For more detailed candidate information, please visit our Candidate Information 2016 page, which a summary of comparative information on the candidates for President and Vice President according to the Effective, Empowering, and Ethical criteria in our Scorecard.

2016 Election Scorecard for Voters

MGG2016scorecardenglish

The MGG Scorecard is the first of its kind in Philippine politics. It is a simple and effective guide to evaluate candidates based on three key leadership criteria: effectiveness, empowering, and ethical leadership.

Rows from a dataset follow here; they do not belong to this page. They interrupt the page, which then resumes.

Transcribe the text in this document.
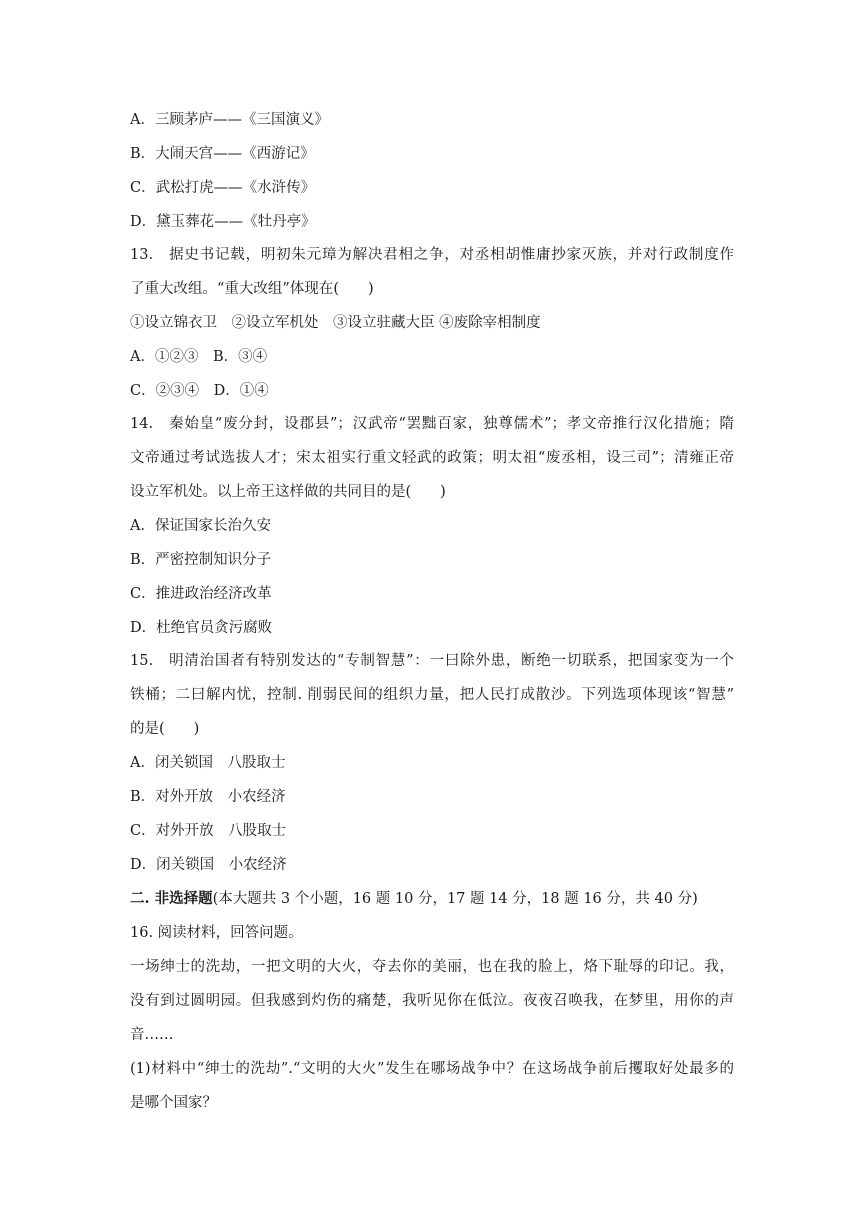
A．三顾茅庐——《三国演义》
B．大闹天宫——《西游记》
C．武松打虎——《水浒传》
D．黛玉葬花——《牡丹亭》
13.　据史书记载，明初朱元璋为解决君相之争，对丞相胡惟庸抄家灭族，并对行政制度作
了重大改组。“重大改组”体现在(　　)
①设立锦衣卫　②设立军机处　③设立驻藏大臣 ④废除宰相制度
A．①②③　B．③④
C．②③④　D．①④
14.　秦始皇“废分封，设郡县”；汉武帝“罢黜百家，独尊儒术”；孝文帝推行汉化措施；隋
文帝通过考试选拔人才；宋太祖实行重文轻武的政策；明太祖“废丞相，设三司”；清雍正帝
设立军机处。以上帝王这样做的共同目的是(　　)
A．保证国家长治久安
B．严密控制知识分子
C．推进政治经济改革
D．杜绝官员贪污腐败
15.　明清治国者有特别发达的“专制智慧”：一曰除外患，断绝一切联系，把国家变为一个
铁桶；二曰解内忧，控制. 削弱民间的组织力量，把人民打成散沙。下列选项体现该“智慧”
的是(　　)
A．闭关锁国　八股取士
B．对外开放　小农经济
C．对外开放　八股取士
D．闭关锁国　小农经济
二. 非选择题(本大题共 3 个小题，16 题 10 分，17 题 14 分，18 题 16 分，共 40 分)
16. 阅读材料，回答问题。
一场绅士的洗劫，一把文明的大火，夺去你的美丽，也在我的脸上，烙下耻辱的印记。我，
没有到过圆明园。但我感到灼伤的痛楚，我听见你在低泣。夜夜召唤我，在梦里，用你的声
音……
(1)材料中“绅士的洗劫”.“文明的大火”发生在哪场战争中？在这场战争前后攫取好处最多的
是哪个国家？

The criteria was initiated by MGG using diverse local and international governance benchmarks from Gawad Galing Pook, the World Bank, and the UN. The scorecard was finalized with the assistance of the Personnel Management Association of the Philippines (PMAP), the country’s leading human resource organization.

“This scorecard helps Filipinos regardless of social class and background to evaluate candidates in terms of whether they are fit for public office. It enables voters to critically think through all the information, jingles, and gimmicks thrown at them by political campaigns,” says Prof. Solita Monsod, MGG Chair.

The MGG Scorecard uses three equally vital leadership criteria and simple guide questions. It looks at a candidate’s effectiveness, or their ability and track record to perform their duty; empowerment, or a candidate’s ability to unite and engage stakeholders to develop and implement policies and programs that meet genuine needs of the populace; and, ethical, which affirms the need for the candidates integrity and character.

“These three complementary traits are all necessary for our country to be governed as we deserve, and the scorecard allows voters to grade candidates on each criteria using simple guide questions. It also ranks the candidates’ total scores — on a basic 1 to 3 score — to determine who among them meets these traits the best,” says Dr. Milwida Guevara, MGG founder and Gawad Haydee Yorac Awardee.

The scorecard may be downloaded from the MGG website and will be disseminated to key cities and communities up to election day. MGG has been promoting the use of its scorecard since the 2010 elections.